Неугасимая лампада - [65]

Шрифт
Интервал

Вот на таком-то суде по поводу двух неотрубленных пальцев и пришлось выступать Василию Ивановичу) на этот раз в качестве защитника. Он понимал, что преодолеть, разрушить звериный закон ему не под силу и прибегнул к аргументу, доступному пониманию “присяжных”.

“Саморубы”, не наказывавшиеся в тюрьмах, на Соловках неминуемо шли на Секирку, как дезертиры труда. Таким образом, к потере проигранного пальца должник добавлял непроигранные полгода страшного изолятора, а, быть может, и жизнь.

Создавался казус, подобный тому, которого не смог преодолеть Шейлок:

– Фунт мяса, но без крови! Палец, но без Секирки!

И так же, как некогда в далекой Венеции, примитивная логика здравого смысла победила букву волчьего закона. “Камера”, на этот раз большое отделение Преображенского собора, где размещалось несколько сот человек, оправдала отказавшегося рубить. “Прецедент” получил силу, и в последующие годы (я имел сведения о двух годах: 1926 и 1927) следственная часть УСЛОН не отметила ни одного случая саморубства из-за проигрыша.

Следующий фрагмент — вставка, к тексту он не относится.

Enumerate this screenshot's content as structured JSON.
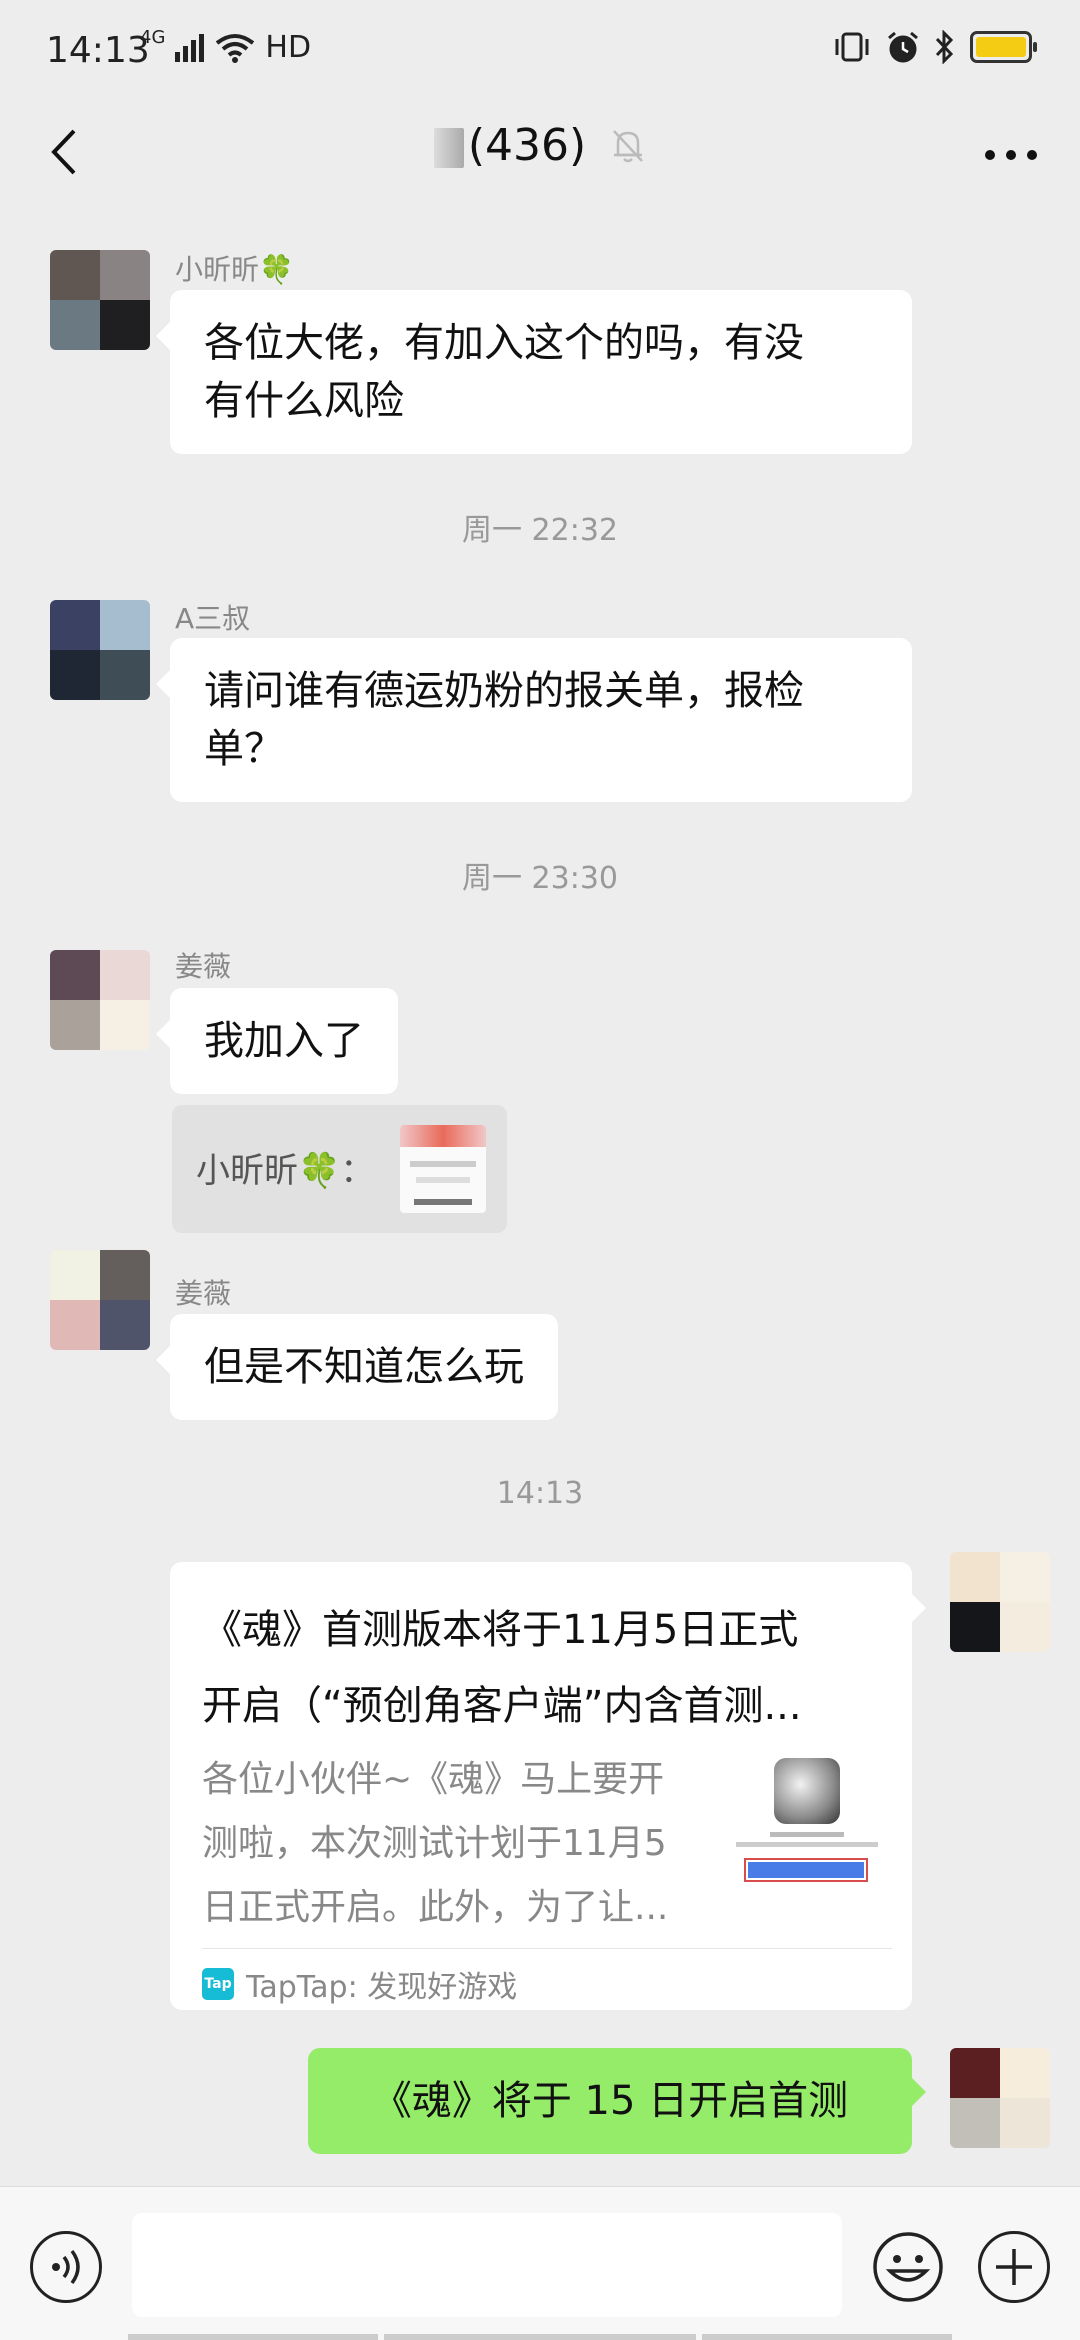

Друзья нажимали все пружины, чтобы вызволить Василия Ивановича из адского котла, в котором ой варился. Это было нелегко. В следственную часть, куда охотно брали опытных беспартийных юристов, поручая им расследование уголовных преступлений, он идти не захотел. Наконец, подвернулась спокойная вакансия сторожа разведенного на лесной поляне огорода. Но беда в том, что туда требовался не только добросовестный, чуждый “блату” охранник, но и физически сильный человек, способный дать отпор похитителям картошки и репы. Всё зависело от решения Баринова, который захотел сам видеть рекомендованного кандидата.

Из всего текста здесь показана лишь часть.